May 20, 2008 -- The highlights of a romance were once trumpeted by the presence of a ring, a ceremony and a joyful notice in the newspaper.
And the bitter lowlights were usually endured in the tearful intimacy of close friends.
These days, however, in a culture permeated by social networking sites like MySpace and Facebook, a simple click of a button can mark the beginning and end of a relationship.
With an apparently dwindling desire and expectation for privacy, people increasingly indicate their "relationship status" on their social networking profile. The risky business of managing a romance is played out before hundreds of "friends," who may range from childhood pals to complete strangers.
That simple little button declaring romantic standing can also complicate existing relationships. These days, one half of a couple may lean on the other to change his or her relationship status to make a digital commitment.
Spencer Raymond, 26, recounts his "crappy" experience.
Raymond says that when he changed his Facebook status to single, he inadvertently hurt his ex-girlfriend. She was barraged with phone calls from several of his 400 friends, an experience he says was uncomfortable for both of them.
"Relationships are hard as it is," says Raymond. Facebook just "adds to the pain of a sensitive situation."
Jamie Barone, however, is quite comfortable publicizing his relationship status online. He lives with and plans to marry his girlfriend, whom he has been dating for 15 months.
About a year ago, as Barone's relationship became serious, he had a discussion with his girlfriend about changing their relationship status from "single" to "in a relationship" on their Facebook profiles.
Why bother getting into that sort of detail on Facebook? While Barone, 28 , hesitates to attach too much importance to Facebook, he says that specifying relationship status is "somewhat meaningful."
"Those things are your billboard," he says. "What you put up there is a reflection of what is going on in your life."
Barone doesn't concern himself with others' disdain of the public testament of his affection. If anyone finds it intrusive or silly, "it's their problem," he says.
For now, Barone is confident that he is in a relationship that will not end. He admits that if he breaks up with his girlfriend, his relationship status may become problematic.
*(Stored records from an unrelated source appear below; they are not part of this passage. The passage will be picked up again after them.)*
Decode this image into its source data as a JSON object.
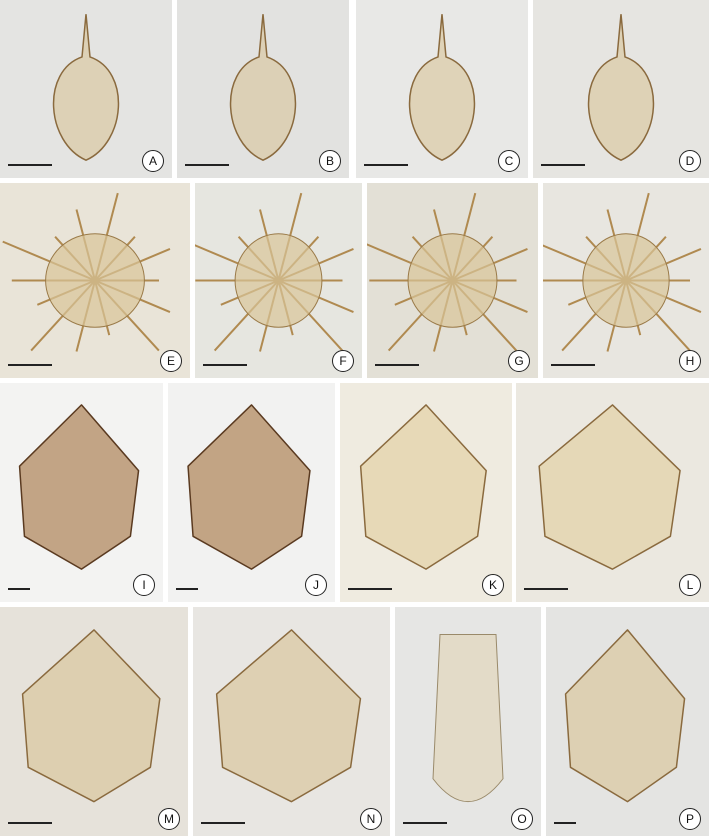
{
  "plate": {
    "panels": [
      {
        "label": "A"
      },
      {
        "label": "B"
      },
      {
        "label": "C"
      },
      {
        "label": "D"
      },
      {
        "label": "E"
      },
      {
        "label": "F"
      },
      {
        "label": "G"
      },
      {
        "label": "H"
      },
      {
        "label": "I"
      },
      {
        "label": "J"
      },
      {
        "label": "K"
      },
      {
        "label": "L"
      },
      {
        "label": "M"
      },
      {
        "label": "N"
      },
      {
        "label": "O"
      },
      {
        "label": "P"
      }
    ]
  }
}
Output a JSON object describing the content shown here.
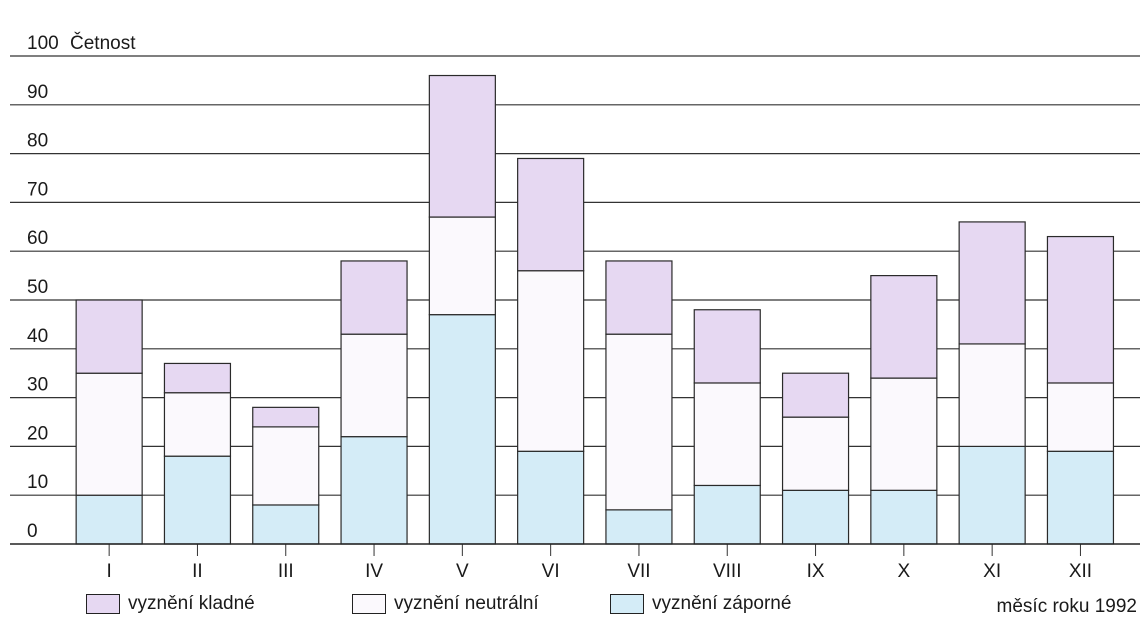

Going from "in a relationship" to "single" online may become similar to returning an engagement ring, and is possibly a new rite of passage that young modern couples will have to have to deal with.
Psychoanalyst Bethany Marshall says that social networking sites can add to the pressures of a modern relationship. "The Internet is changing what intimacy means," she says.
Couples are accustomed to the rites of engagement, marriage and divorce on their relationships, Marshall says. Now, she adds, putting your relationship on Facebook for hundreds of strangers "messes with those rites."
Social networking sites may even be forcing a conversation on couples that they may not be prepared for.
A 32-year-old woman says that after dating for three months her boyfriend started pestering her to change her MySpace status from "single" to "in a relationship." She resisted and chose another option -- "swinger."
She said she tried to make light of the pressure while trying not to hurt her boyfriend. The relationship ended a year later, and her MySpace status remains "swinger."
Online social networking isn't going away, and neither are bad relationships. A social networking site may be a good way to tell if you are in a bad relationship. "Healthy relationships unfold at a natural pace," says Marshall, and "unhealthy people are really clingy or really rejecting."
Marshall advises that social networking sites should not be a weapon, and "if someone is pressuring you based upon your MySpace page, they may not be healthy enough to be in a relationship."
One MySpace user says he changed his status to "single" after his breakup as a way to "remind myself that my relationship really was over." It was a way, he says, of moving forward and facing life without a woman he thought he was going to spend the rest of his life with.